According to Joana Cunha, “Portugal is one of the few European countries that still maintain a complete textile chain, right from spinning through to the finished product and thus meets all of the conditions necessary to working for a circular economy and positioning the sector as a benchmark reference partner in Europe”. The professor furthermore highlighted the “strong know-how based on a network of companies and knowledge centres that have everything to gain from working together”.

Albertina Reis

Riopele

The Portuguese industry has evolved in a positive way over the last decade and has won over new geographies. Albertina Reis termed that “this evolution is significant whether in technological or in knowledge terms and now perceivable right from design through to production”. According to the Director of the Riopele R&D Department “there was the capacity for reinvention”, complemented by “investment in innovative solutions, diversifying the product lines with a focus on quality and strengthening the bonds between companies, technology centres and universities, thereby raising the competences of the human resources”.

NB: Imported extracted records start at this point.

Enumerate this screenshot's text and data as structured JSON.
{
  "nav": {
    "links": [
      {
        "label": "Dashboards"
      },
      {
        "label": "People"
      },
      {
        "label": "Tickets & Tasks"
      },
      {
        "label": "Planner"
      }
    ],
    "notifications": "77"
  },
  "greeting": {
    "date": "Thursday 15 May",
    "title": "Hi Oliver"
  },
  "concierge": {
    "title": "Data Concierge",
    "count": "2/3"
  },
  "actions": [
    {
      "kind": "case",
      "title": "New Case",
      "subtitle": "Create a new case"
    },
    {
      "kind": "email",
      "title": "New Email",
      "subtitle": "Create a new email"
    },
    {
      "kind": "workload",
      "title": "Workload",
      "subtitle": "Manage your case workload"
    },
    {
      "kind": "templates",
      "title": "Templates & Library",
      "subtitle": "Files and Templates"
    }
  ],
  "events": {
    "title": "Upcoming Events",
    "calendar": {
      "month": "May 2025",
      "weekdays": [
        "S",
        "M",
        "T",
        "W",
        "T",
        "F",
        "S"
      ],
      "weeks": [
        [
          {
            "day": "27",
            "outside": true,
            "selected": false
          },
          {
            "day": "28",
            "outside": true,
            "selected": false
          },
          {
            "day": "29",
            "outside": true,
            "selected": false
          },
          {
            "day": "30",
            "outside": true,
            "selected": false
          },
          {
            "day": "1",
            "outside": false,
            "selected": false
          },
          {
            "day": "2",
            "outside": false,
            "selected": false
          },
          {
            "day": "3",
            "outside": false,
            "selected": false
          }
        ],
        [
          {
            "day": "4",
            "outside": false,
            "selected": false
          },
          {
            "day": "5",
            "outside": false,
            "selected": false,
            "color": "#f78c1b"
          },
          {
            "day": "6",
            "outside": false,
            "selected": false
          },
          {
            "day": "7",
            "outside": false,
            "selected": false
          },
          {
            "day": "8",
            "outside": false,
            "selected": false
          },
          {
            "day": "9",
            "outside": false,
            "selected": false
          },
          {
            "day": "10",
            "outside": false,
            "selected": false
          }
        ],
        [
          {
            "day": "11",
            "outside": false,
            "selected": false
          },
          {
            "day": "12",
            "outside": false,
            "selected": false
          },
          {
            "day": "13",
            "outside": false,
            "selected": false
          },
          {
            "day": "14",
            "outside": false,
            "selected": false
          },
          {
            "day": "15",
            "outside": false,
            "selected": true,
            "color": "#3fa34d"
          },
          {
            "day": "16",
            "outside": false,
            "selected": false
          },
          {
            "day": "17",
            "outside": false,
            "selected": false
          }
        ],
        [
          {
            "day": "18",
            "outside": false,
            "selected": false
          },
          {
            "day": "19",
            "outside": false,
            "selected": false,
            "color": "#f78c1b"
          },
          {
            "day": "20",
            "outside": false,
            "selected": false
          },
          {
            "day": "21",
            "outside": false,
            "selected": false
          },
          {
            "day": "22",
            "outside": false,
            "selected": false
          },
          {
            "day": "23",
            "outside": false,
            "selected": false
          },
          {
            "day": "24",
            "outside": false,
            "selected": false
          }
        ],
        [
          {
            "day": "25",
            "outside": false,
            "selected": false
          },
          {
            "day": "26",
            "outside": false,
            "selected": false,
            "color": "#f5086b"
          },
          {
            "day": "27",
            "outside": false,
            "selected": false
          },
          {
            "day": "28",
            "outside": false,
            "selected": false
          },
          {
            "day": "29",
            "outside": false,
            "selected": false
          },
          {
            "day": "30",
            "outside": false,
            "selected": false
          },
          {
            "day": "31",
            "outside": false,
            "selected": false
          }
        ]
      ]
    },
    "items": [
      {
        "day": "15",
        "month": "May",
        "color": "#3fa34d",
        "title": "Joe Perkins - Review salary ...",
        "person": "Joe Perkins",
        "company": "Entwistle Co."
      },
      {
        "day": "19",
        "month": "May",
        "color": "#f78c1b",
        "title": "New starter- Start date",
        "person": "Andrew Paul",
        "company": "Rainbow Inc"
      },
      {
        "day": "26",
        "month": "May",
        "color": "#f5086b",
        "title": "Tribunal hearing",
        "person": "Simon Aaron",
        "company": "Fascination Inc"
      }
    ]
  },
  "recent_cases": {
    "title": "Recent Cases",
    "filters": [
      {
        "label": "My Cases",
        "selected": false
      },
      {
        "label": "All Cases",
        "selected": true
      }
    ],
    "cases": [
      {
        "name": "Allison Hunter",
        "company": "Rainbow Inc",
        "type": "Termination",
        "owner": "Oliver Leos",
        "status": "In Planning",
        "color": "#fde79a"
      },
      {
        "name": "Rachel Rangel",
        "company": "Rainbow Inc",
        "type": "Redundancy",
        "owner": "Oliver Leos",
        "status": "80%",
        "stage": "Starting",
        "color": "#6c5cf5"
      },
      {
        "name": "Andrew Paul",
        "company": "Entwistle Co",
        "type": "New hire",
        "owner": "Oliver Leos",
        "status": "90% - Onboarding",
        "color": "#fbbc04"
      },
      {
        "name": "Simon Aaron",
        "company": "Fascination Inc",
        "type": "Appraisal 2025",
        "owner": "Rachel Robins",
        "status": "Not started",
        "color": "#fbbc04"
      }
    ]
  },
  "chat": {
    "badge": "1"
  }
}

The capacity for development “is the driving motor for companies to remain stronger in the market”, especially in society “that accelerated in keeping with the proliferation of digital supports”. For such reason, from the production point of view, the Portuguese industry will have to accelerate “its process of evolution through diversification, innovation as a high point of the quality and always with added value”. The Director added that the importance of “working in a focused approach to excellence in every production line as well as in the efficiency and effectiveness of processes”.

Artificial intelligence may be a solution “of great support for ensuring production excellence but equally within a logic of reducing costs”. Additionally, there is underway “a great revolution in the field of sustainability”, which ranges from adopting the legislative process through to the capacity to “convert excess textiles from the most diverse origins into new raw materials”. This also requires “reducing the consumption of virgin raw materials and deploying new fibres sourced from wastes, obtaining properties such as biodegradability or fibres with new properties”. Within the scope of this Brave New World, it would be premature to “rethink the ways how we develop fabrics or how we create designs”. “We shall certainly in the future have new intelligent fibres that will enable us to help the survival of the human race and find a better balance with the surrounding environment”.

According to Albertina Reis, the DNA of the textile industry that enables the sector to grow and raise its international profile shall be determinant for its future. “According to our knowledge, our resilience and because we have been capable, competent and innovative”.